#Tidying and Transforming Data
library(tidyr)
library(dplyr)
##
## Attaching package: 'dplyr'
## The following objects are masked from 'package:stats':
##
## filter, lag
## The following objects are masked from 'package:base':
##
## intersect, setdiff, setequal, union
library(readr)
library(ggplot2)
library(scales)
##
## Attaching package: 'scales'
## The following object is masked from 'package:readr':
##
## col_factor
Data was entered in a csv file called thomps_HW5.csv
CSV read into R from github.
url <- "https://raw.githubusercontent.com/Vthomps000/DATA607_VT/master/thomps_HW5.csv"
dfuntidy <- read_csv(url)
## Warning: Missing column names filled in: 'X1' [1], 'X2' [2]
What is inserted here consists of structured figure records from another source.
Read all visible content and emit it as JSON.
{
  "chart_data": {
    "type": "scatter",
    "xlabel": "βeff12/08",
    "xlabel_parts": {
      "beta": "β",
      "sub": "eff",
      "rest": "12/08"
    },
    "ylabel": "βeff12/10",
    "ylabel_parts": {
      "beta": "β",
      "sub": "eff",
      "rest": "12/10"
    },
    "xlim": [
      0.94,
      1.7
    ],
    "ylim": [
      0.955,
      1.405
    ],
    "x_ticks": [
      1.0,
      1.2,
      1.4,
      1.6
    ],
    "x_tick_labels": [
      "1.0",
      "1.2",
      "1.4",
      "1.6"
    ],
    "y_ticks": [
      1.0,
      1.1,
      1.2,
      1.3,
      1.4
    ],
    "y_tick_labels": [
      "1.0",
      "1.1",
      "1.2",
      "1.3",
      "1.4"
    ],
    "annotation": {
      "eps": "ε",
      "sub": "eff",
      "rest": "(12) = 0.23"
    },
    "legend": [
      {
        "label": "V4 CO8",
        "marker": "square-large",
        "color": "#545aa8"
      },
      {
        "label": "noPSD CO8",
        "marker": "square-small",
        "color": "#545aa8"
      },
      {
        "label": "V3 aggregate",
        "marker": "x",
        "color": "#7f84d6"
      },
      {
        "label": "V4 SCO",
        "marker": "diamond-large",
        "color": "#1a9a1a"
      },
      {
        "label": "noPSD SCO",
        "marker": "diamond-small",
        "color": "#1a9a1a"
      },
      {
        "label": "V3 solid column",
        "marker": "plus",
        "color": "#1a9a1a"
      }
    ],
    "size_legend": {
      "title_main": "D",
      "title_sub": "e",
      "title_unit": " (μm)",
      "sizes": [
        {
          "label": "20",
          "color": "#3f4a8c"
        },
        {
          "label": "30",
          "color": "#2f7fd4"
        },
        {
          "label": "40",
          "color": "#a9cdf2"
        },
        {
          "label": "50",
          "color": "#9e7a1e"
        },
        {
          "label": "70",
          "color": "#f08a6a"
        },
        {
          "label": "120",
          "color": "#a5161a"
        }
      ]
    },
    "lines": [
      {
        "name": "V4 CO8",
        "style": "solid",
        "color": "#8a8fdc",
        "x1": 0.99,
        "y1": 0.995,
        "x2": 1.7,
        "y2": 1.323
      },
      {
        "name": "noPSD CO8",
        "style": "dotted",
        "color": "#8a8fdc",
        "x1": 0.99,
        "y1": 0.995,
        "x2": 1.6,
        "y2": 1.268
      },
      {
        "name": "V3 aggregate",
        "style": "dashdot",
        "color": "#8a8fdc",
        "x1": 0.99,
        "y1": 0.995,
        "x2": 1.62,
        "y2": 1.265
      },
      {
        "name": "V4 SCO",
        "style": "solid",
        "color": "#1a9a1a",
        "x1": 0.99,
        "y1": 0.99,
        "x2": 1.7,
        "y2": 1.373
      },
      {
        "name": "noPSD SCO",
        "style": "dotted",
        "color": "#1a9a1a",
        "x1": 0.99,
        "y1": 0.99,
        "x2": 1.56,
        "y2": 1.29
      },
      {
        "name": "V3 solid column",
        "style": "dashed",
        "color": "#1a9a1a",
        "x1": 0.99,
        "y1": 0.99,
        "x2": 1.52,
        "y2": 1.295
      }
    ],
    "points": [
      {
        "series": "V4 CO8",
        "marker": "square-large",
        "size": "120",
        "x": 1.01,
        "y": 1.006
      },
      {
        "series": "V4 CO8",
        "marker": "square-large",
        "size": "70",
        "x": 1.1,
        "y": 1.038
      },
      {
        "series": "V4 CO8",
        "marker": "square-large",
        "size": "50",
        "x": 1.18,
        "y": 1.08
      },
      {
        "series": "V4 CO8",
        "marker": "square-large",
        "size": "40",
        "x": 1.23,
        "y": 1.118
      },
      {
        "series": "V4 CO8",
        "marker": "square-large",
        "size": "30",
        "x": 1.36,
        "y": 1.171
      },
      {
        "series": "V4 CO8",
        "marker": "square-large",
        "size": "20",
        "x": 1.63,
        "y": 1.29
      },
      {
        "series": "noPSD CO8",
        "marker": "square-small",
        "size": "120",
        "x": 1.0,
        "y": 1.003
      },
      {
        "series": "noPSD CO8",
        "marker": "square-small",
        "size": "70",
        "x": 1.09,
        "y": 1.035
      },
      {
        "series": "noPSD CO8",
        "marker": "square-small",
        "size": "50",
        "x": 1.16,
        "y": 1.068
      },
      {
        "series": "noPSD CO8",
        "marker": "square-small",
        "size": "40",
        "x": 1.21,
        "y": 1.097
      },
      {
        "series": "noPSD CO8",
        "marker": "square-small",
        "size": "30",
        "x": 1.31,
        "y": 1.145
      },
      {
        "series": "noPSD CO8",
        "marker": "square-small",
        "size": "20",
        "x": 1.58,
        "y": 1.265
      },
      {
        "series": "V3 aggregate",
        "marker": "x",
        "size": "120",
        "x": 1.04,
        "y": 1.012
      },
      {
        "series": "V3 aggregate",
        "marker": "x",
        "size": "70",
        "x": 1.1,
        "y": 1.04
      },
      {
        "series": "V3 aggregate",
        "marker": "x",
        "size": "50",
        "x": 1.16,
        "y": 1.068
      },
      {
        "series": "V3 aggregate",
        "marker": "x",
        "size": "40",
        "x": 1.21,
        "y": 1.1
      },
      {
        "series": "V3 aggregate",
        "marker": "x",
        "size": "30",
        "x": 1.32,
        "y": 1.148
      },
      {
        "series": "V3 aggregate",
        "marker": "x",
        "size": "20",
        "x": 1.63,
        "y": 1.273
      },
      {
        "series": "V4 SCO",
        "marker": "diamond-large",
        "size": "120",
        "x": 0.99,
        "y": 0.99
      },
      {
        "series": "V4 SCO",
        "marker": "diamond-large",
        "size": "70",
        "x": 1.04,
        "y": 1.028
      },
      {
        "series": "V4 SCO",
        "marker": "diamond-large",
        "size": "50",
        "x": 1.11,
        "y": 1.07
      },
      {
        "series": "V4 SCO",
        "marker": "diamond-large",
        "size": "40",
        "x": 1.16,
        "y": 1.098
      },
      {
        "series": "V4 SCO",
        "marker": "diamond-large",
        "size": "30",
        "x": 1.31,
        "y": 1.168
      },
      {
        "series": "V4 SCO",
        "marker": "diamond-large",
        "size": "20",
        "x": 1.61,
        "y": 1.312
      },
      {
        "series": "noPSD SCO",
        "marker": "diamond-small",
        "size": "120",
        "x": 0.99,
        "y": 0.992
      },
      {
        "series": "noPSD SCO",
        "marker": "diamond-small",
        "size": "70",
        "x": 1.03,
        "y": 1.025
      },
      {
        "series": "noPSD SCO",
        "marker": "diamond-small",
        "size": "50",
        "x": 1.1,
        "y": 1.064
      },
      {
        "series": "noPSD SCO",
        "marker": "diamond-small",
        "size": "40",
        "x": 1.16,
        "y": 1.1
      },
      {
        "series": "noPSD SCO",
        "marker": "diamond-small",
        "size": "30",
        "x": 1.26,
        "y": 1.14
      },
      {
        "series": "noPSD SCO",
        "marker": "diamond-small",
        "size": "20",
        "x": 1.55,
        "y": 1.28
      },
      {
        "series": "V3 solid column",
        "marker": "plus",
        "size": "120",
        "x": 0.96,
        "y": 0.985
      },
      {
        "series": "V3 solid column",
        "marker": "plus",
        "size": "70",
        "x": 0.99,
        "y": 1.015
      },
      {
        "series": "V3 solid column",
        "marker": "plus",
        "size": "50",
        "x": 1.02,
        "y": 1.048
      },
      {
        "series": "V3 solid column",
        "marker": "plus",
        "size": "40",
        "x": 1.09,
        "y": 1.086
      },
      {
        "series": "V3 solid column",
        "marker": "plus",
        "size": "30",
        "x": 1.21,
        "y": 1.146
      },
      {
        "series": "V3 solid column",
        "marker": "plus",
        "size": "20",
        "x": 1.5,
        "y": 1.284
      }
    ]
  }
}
## Parsed with column specification:
## cols(
## X1 = col_character(),
## X2 = col_character(),
## `Los Angeles` = col_double(),
## Phoenix = col_double(),
## `San Diego` = col_double(),
## `San Francisco` = col_double(),
## Seattle = col_double()
## )
dfuntidy
## # A tibble: 5 x 7
## X1 X2 `Los Angeles` Phoenix `San Diego` `San Francisco` Seattle
## <chr> <chr> <dbl> <dbl> <dbl> <dbl> <dbl>
## 1 ALASKA on time 497 221 212 503 1841
## 2 <NA> delayed 62 12 20 102 305
## 3 <NA> <NA> NA NA NA NA NA
## 4 AM WEST on time 694 4840 383 320 201
## 5 <NA> delayed 117 415 65 129 61
tbuntidy<-tbl_df(dfuntidy)
tbuntidy
## # A tibble: 5 x 7
## X1 X2 `Los Angeles` Phoenix `San Diego` `San Francisco` Seattle
## <chr> <chr> <dbl> <dbl> <dbl> <dbl> <dbl>
## 1 ALASKA on time 497 221 212 503 1841
## 2 <NA> delayed 62 12 20 102 305
## 3 <NA> <NA> NA NA NA NA NA
## 4 AM WEST on time 694 4840 383 320 201
## 5 <NA> delayed 117 415 65 129 61
We transform the data by first reshaping a wide table to a tidy table with variables
as columns and observations as rows.
tblTidy<-gather(dfuntidy,"Destinations","Flights",3:7)
tblTidy
## # A tibble: 25 x 4
## X1 X2 Destinations Flights
## <chr> <chr> <chr> <dbl>
## 1 ALASKA on time Los Angeles 497
## 2 <NA> delayed Los Angeles 62
## 3 <NA> <NA> Los Angeles NA
## 4 AM WEST on time Los Angeles 694
## 5 <NA> delayed Los Angeles 117
## 6 ALASKA on time Phoenix 221
## 7 <NA> delayed Phoenix 12
## 8 <NA> <NA> Phoenix NA
## 9 AM WEST on time Phoenix 4840
## 10 <NA> delayed Phoenix 415
## # ... with 15 more rows
Next, we identify blanks and select all rows without blank values only, rename columns,
fill in missing info, create and match a new destination column with counts, and split
the status column.
blanks <- seq(3,nrow(dfuntidy),3)
clean <- dfuntidy %>% slice(-blanks) %>% rename("airline" = X1, "status" = X2)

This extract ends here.